Consider the following program which starts multiple threads which increment a variable that's either global or thread-local:
#include <pthread.h>
static int final_value = 0;
#ifdef TLS_VAR
static int __thread tls_var;
#else
static int tls_var;
#endif
void __attribute__ ((noinline)) modify_tls(void) {
tls_var++;
}
void *thread_function(void *unused) {
const int iteration_count = 1 << 25;
tls_var = 0;
for (int i = 0; i < iteration_count; i++) {
modify_tls();
}
final_value += tls_var;
return NULL;
}
int main() {
const int thread_count = 1 << 7;
pthread_t thread_ids[thread_count];
for (int i = 0; i < thread_count; i++) {
pthread_create(&thread_ids[i], NULL, thread_function, NULL);
}
for (int i = 0; i < thread_count; i++) {
pthread_join(thread_ids[i], NULL);
}
return 0;
}
On my i7, it takes 1.308 seconds to execute with TLS_VAR
defined and
8.392 seconds with it undefined; and I am unable to account for such a huge
difference.
The assembly for modify_tls
looks like this (I've only mentioned the
parts that are different):
;; !defined(TLS_VAR)
movl tls_var(%rip), %eax
addl $1, %eax
movl %eax, tls_var(%rip)
;; defined(TLS_VAR)
movl %fs:tls_var@tpoff, %eax
addl $1, %eax
movl %eax, %fs:tls_var@tpoff
The TLS lookup is understandable, with a load from the TCB. But why
is the tls_var
load in the first case relative to %rip
? Why can't
it be a direct memory address which gets relocated by the loader? Is
this %rip
relative load responsible for the slowness?
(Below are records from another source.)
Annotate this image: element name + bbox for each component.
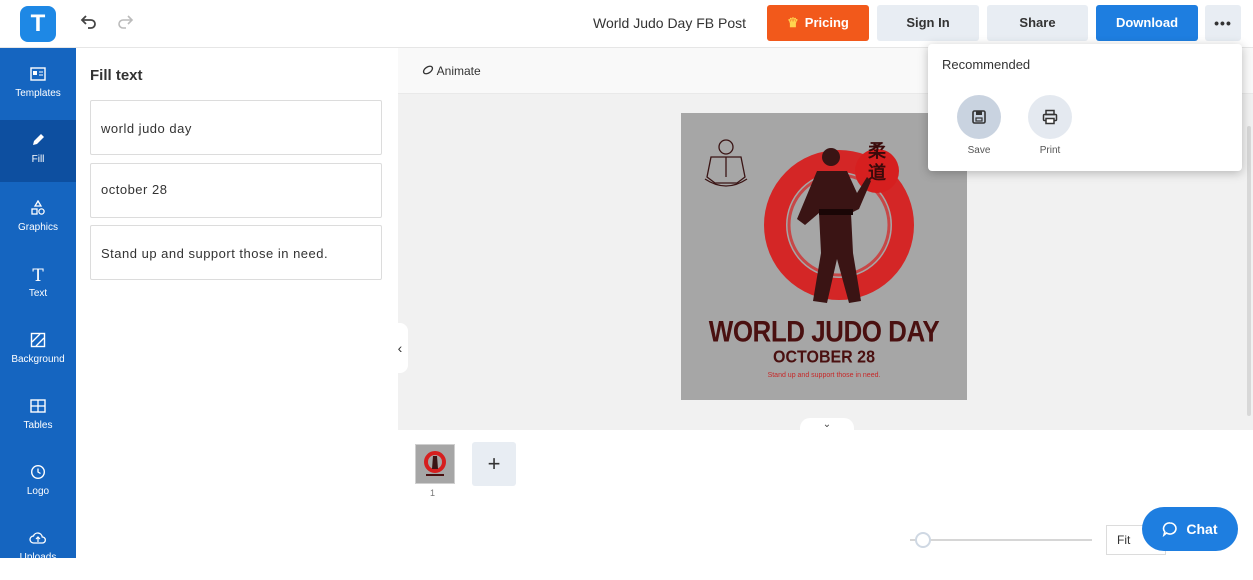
chat-label: Chat	[1186, 521, 1218, 537]
zoom-slider-track[interactable]	[910, 539, 1092, 541]
panel-title: Fill text	[90, 67, 143, 84]
add-page-button[interactable]: +	[472, 442, 516, 486]
zoom-slider-handle[interactable]	[915, 532, 931, 548]
svg-text:道: 道	[868, 162, 886, 184]
sidebar-item-label: Fill	[31, 154, 45, 165]
sidebar-item-logo[interactable]: Logo	[0, 452, 76, 514]
page-thumbnail[interactable]	[415, 444, 455, 484]
download-button[interactable]: Download	[1096, 5, 1198, 41]
top-bar: T World Judo Day FB Post ♛ Pricing Sign I…	[0, 0, 1253, 48]
text-field-date[interactable]: october 28	[90, 163, 382, 218]
share-button[interactable]: Share	[987, 5, 1088, 41]
fill-text-panel: Fill text world judo day october 28 Stan…	[76, 48, 398, 558]
sidebar-item-tables[interactable]: Tables	[0, 386, 76, 448]
redo-icon[interactable]	[114, 12, 136, 34]
sidebar-item-uploads[interactable]: Uploads	[0, 518, 76, 580]
sign-in-button[interactable]: Sign In	[877, 5, 979, 41]
pricing-button[interactable]: ♛ Pricing	[767, 5, 869, 41]
dropdown-title: Recommended	[942, 57, 1031, 72]
templates-icon	[28, 66, 48, 86]
animate-icon	[422, 64, 437, 78]
cloud-upload-icon	[28, 530, 48, 550]
more-options-button[interactable]: •••	[1205, 5, 1241, 41]
design-title-text[interactable]: WORLD JUDO DAY	[681, 314, 967, 350]
sidebar-item-background[interactable]: Background	[0, 320, 76, 382]
save-option[interactable]: Save	[956, 95, 1002, 156]
sidebar-item-label: Logo	[26, 486, 50, 497]
sidebar-item-label: Graphics	[17, 222, 58, 233]
save-icon	[957, 95, 1001, 139]
print-label: Print	[1039, 145, 1061, 156]
svg-text:柔: 柔	[868, 141, 887, 162]
animate-button[interactable]: Animate	[422, 64, 481, 78]
sidebar-item-graphics[interactable]: Graphics	[0, 188, 76, 250]
design-canvas[interactable]: 柔 道 WORLD JUDO DAY OCTOBER 28 Stand up a…	[681, 113, 967, 400]
table-icon	[28, 398, 48, 418]
sidebar-item-fill[interactable]: Fill	[0, 120, 76, 182]
sidebar-item-text[interactable]: T Text	[0, 254, 76, 316]
animate-label: Animate	[436, 64, 481, 78]
vertical-scrollbar[interactable]	[1247, 126, 1251, 416]
pricing-label: Pricing	[804, 15, 849, 30]
document-title[interactable]: World Judo Day FB Post	[593, 15, 746, 31]
sidebar-item-label: Text	[28, 288, 48, 299]
app-logo[interactable]: T	[20, 6, 56, 42]
sidebar-item-label: Templates	[15, 88, 61, 99]
sidebar-item-label: Tables	[23, 420, 53, 431]
page-number: 1	[430, 488, 436, 498]
download-dropdown: Recommended Save Print	[928, 44, 1242, 171]
chevron-down-icon[interactable]: ⌄	[800, 418, 854, 432]
design-date-text[interactable]: OCTOBER 28	[681, 348, 967, 368]
sidebar-item-label: Background	[11, 354, 65, 365]
undo-icon[interactable]	[78, 12, 100, 34]
background-icon	[28, 332, 48, 352]
pencil-icon	[28, 132, 48, 152]
logo-icon	[28, 464, 48, 484]
thumbnail-preview	[424, 451, 446, 476]
chat-icon	[1162, 521, 1186, 538]
text-field-title[interactable]: world judo day	[90, 100, 382, 155]
print-option[interactable]: Print	[1027, 95, 1073, 156]
design-subtitle-text[interactable]: Stand up and support those in need.	[681, 372, 967, 379]
text-field-subtitle[interactable]: Stand up and support those in need.	[90, 225, 382, 280]
judo-illustration: 柔 道	[704, 139, 914, 303]
save-label: Save	[967, 145, 991, 156]
sidebar-item-templates[interactable]: Templates	[0, 54, 76, 116]
print-icon	[1028, 95, 1072, 139]
shapes-icon	[28, 199, 48, 220]
collapse-panel-button[interactable]: ‹	[392, 323, 408, 373]
sidebar: Templates Fill Graphics T Text Backgroun…	[0, 48, 76, 563]
text-icon: T	[32, 266, 44, 286]
chat-button[interactable]: Chat	[1142, 507, 1238, 551]
crown-icon: ♛	[787, 15, 799, 30]
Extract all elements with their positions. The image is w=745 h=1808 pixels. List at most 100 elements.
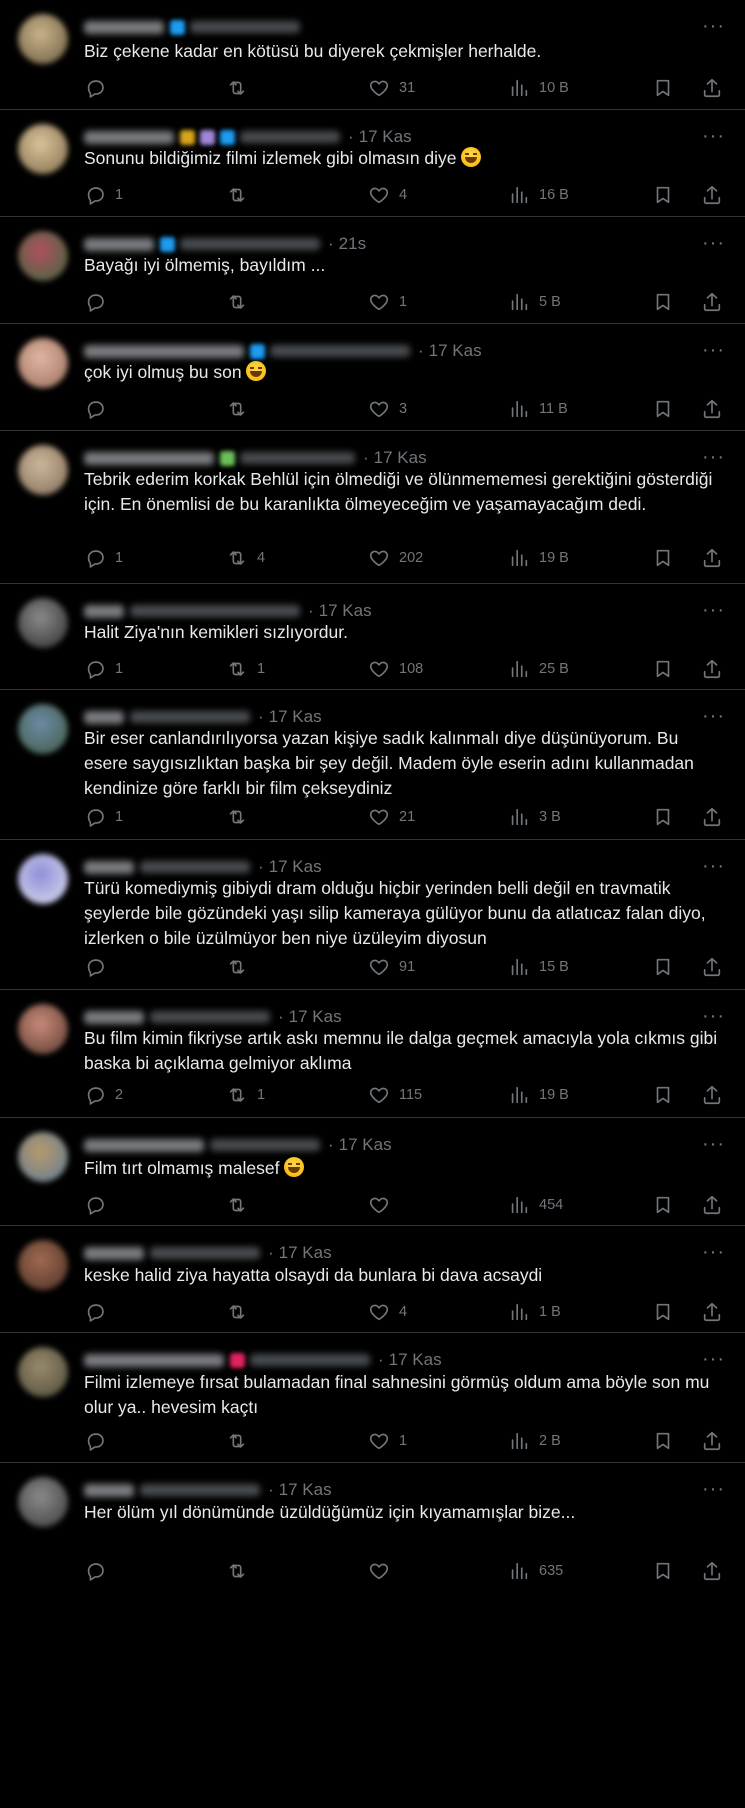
reply-item[interactable]: · 17 Kas ··· keske halid ziya hayatta olsay… xyxy=(0,1226,745,1333)
reply-item[interactable]: · 17 Kas ··· Halit Ziya'nın kemikleri sızlı… xyxy=(0,584,745,690)
reply-button[interactable] xyxy=(84,290,115,314)
views-button[interactable]: 19 B xyxy=(508,546,569,570)
retweet-button[interactable]: 1 xyxy=(226,657,265,681)
share-button[interactable] xyxy=(701,397,723,421)
timestamp[interactable]: 17 Kas xyxy=(269,707,322,727)
more-icon[interactable]: ··· xyxy=(702,446,725,469)
reply-button[interactable]: 2 xyxy=(84,1083,123,1107)
reply-item[interactable]: · 17 Kas ··· çok iyi olmuş bu son 3 11 B xyxy=(0,324,745,431)
reply-button[interactable] xyxy=(84,1429,115,1453)
reply-item[interactable]: · 17 Kas ··· Türü komediymiş gibiydi dram o… xyxy=(0,840,745,990)
reply-item[interactable]: · 17 Kas ··· Tebrik ederim korkak Behlül iç… xyxy=(0,431,745,584)
display-name[interactable] xyxy=(84,20,164,34)
avatar[interactable] xyxy=(18,1477,68,1527)
timestamp[interactable]: 17 Kas xyxy=(339,1135,392,1155)
share-button[interactable] xyxy=(701,805,723,829)
bookmark-button[interactable] xyxy=(652,546,674,570)
display-name[interactable] xyxy=(84,1353,224,1367)
reply-item[interactable]: · 17 Kas ··· Filmi izlemeye fırsat bulamada… xyxy=(0,1333,745,1463)
more-icon[interactable]: ··· xyxy=(702,15,725,38)
retweet-button[interactable] xyxy=(226,397,257,421)
retweet-button[interactable] xyxy=(226,1300,257,1324)
retweet-button[interactable] xyxy=(226,805,257,829)
more-icon[interactable]: ··· xyxy=(702,1005,725,1028)
share-button[interactable] xyxy=(701,1193,723,1217)
more-icon[interactable]: ··· xyxy=(702,855,725,878)
avatar[interactable] xyxy=(18,1132,68,1182)
reply-button[interactable] xyxy=(84,76,115,100)
views-button[interactable]: 19 B xyxy=(508,1083,569,1107)
views-button[interactable]: 2 B xyxy=(508,1429,561,1453)
more-icon[interactable]: ··· xyxy=(702,339,725,362)
like-button[interactable] xyxy=(368,1193,399,1217)
avatar[interactable] xyxy=(18,445,68,495)
like-button[interactable]: 3 xyxy=(368,397,407,421)
reply-item[interactable]: · 17 Kas ··· Sonunu bildiğimiz filmi izleme… xyxy=(0,110,745,217)
share-button[interactable] xyxy=(701,1429,723,1453)
views-button[interactable]: 25 B xyxy=(508,657,569,681)
share-button[interactable] xyxy=(701,183,723,207)
views-button[interactable]: 635 xyxy=(508,1559,563,1583)
timestamp[interactable]: 17 Kas xyxy=(429,341,482,361)
user-handle[interactable] xyxy=(130,605,300,617)
timestamp[interactable]: 17 Kas xyxy=(359,127,412,147)
retweet-button[interactable] xyxy=(226,1559,257,1583)
views-button[interactable]: 5 B xyxy=(508,290,561,314)
like-button[interactable]: 4 xyxy=(368,183,407,207)
like-button[interactable]: 108 xyxy=(368,657,423,681)
user-handle[interactable] xyxy=(140,1484,260,1496)
share-button[interactable] xyxy=(701,1559,723,1583)
avatar[interactable] xyxy=(18,1347,68,1397)
user-handle[interactable] xyxy=(240,131,340,143)
more-icon[interactable]: ··· xyxy=(702,1133,725,1156)
avatar[interactable] xyxy=(18,1240,68,1290)
user-handle[interactable] xyxy=(130,711,250,723)
reply-item[interactable]: · 17 Kas ··· Bir eser canlandırılıyorsa yaz… xyxy=(0,690,745,840)
bookmark-button[interactable] xyxy=(652,397,674,421)
timestamp[interactable]: 17 Kas xyxy=(289,1007,342,1027)
bookmark-button[interactable] xyxy=(652,1193,674,1217)
share-button[interactable] xyxy=(701,76,723,100)
share-button[interactable] xyxy=(701,546,723,570)
retweet-button[interactable] xyxy=(226,290,257,314)
views-button[interactable]: 10 B xyxy=(508,76,569,100)
avatar[interactable] xyxy=(18,704,68,754)
retweet-button[interactable] xyxy=(226,1193,257,1217)
avatar[interactable] xyxy=(18,14,68,64)
retweet-button[interactable] xyxy=(226,76,257,100)
user-handle[interactable] xyxy=(140,861,250,873)
user-handle[interactable] xyxy=(150,1011,270,1023)
reply-button[interactable]: 1 xyxy=(84,546,123,570)
reply-item[interactable]: · 17 Kas ··· Her ölüm yıl dönümünde üzüldüğ… xyxy=(0,1463,745,1808)
retweet-button[interactable] xyxy=(226,183,257,207)
reply-button[interactable]: 1 xyxy=(84,657,123,681)
more-icon[interactable]: ··· xyxy=(702,1478,725,1501)
reply-item[interactable]: · 21s ··· Bayağı iyi ölmemiş, bayıldım ... 1… xyxy=(0,217,745,324)
bookmark-button[interactable] xyxy=(652,1300,674,1324)
reply-button[interactable] xyxy=(84,397,115,421)
retweet-button[interactable] xyxy=(226,955,257,979)
user-handle[interactable] xyxy=(250,1354,370,1366)
user-handle[interactable] xyxy=(270,345,410,357)
display-name[interactable] xyxy=(84,451,214,465)
share-button[interactable] xyxy=(701,1083,723,1107)
views-button[interactable]: 16 B xyxy=(508,183,569,207)
views-button[interactable]: 11 B xyxy=(508,397,568,421)
like-button[interactable] xyxy=(368,1559,399,1583)
more-icon[interactable]: ··· xyxy=(702,599,725,622)
avatar[interactable] xyxy=(18,231,68,281)
user-handle[interactable] xyxy=(150,1247,260,1259)
bookmark-button[interactable] xyxy=(652,1429,674,1453)
more-icon[interactable]: ··· xyxy=(702,1241,725,1264)
timestamp[interactable]: 17 Kas xyxy=(279,1243,332,1263)
user-handle[interactable] xyxy=(210,1139,320,1151)
display-name[interactable] xyxy=(84,1010,144,1024)
timestamp[interactable]: 17 Kas xyxy=(269,857,322,877)
like-button[interactable]: 115 xyxy=(368,1083,422,1107)
views-button[interactable]: 454 xyxy=(508,1193,563,1217)
like-button[interactable]: 4 xyxy=(368,1300,407,1324)
views-button[interactable]: 1 B xyxy=(508,1300,561,1324)
share-button[interactable] xyxy=(701,290,723,314)
bookmark-button[interactable] xyxy=(652,955,674,979)
bookmark-button[interactable] xyxy=(652,290,674,314)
If so, why?
Compile flags: gcc -O3 -std=c99 -Wall -Werror -lpthread
Without the __thread
attribute tls_var
is simply a shared variable. Whenever one thread writes to it, the write goes first to the cache of the core, where the thread executes. But since it is a shared variable and x86 machines are cache coherent, the caches of the other cores get invalidated and their content refreshed from the last-level cache or from the main memory (in your case most likely from the last-level cache, which is the shared L3 cache on Core i7). Note that although faster than the main memory, the last-level cache is not infinitely fast - it still takes lots of cycles to get data from there moved to the L2 and L1 caches, private to each core.
With the __thread
attribute, each thread gets its own copy of tls_var
, located in the thread-local storage. Since these thread-local storages are wide apart from each other in memory, no cache coherency messages are involved when they are being modified and the data stays in the fastest L1 cache.
RIP
-related addressing (the recommended by the System V ABI for x64 default addressing mode for "near" data) usually leads to faster data access, but the cache coherency overhead is so huge that the slower TLS access is actually faster when everything is kept in the L1 cache.
This problem is hugely magnified on NUMA systems, e.g. on a multiprocessor (post-)Nehalem or AMD64 boards. Not only is it much more expensive to keep caches coherent, but also the shared variable would reside in the memory, attached to the socket, where the thread that first "touched" the variable has resided. Threads that run on cores from other sockets would then have to perform remote memory access through the QPI or HT bus that connects the sockets. As one visiting professor said recently (a rough paraphrase): "Program shared memory systems as if they are distributed memory systems." This involves making local copies of global data to work on - exactly what the __thread
attribute achieves.
Also note, that with and without tls_var
being in the TLS, you should expect different results. With it being in the TLS, modifications that one thread has made are not visible to the other threads. With it being a shared variable, you have to make sure that no more than one thread could access it at a given time. This is usually achieved with a critical section or a locked addition.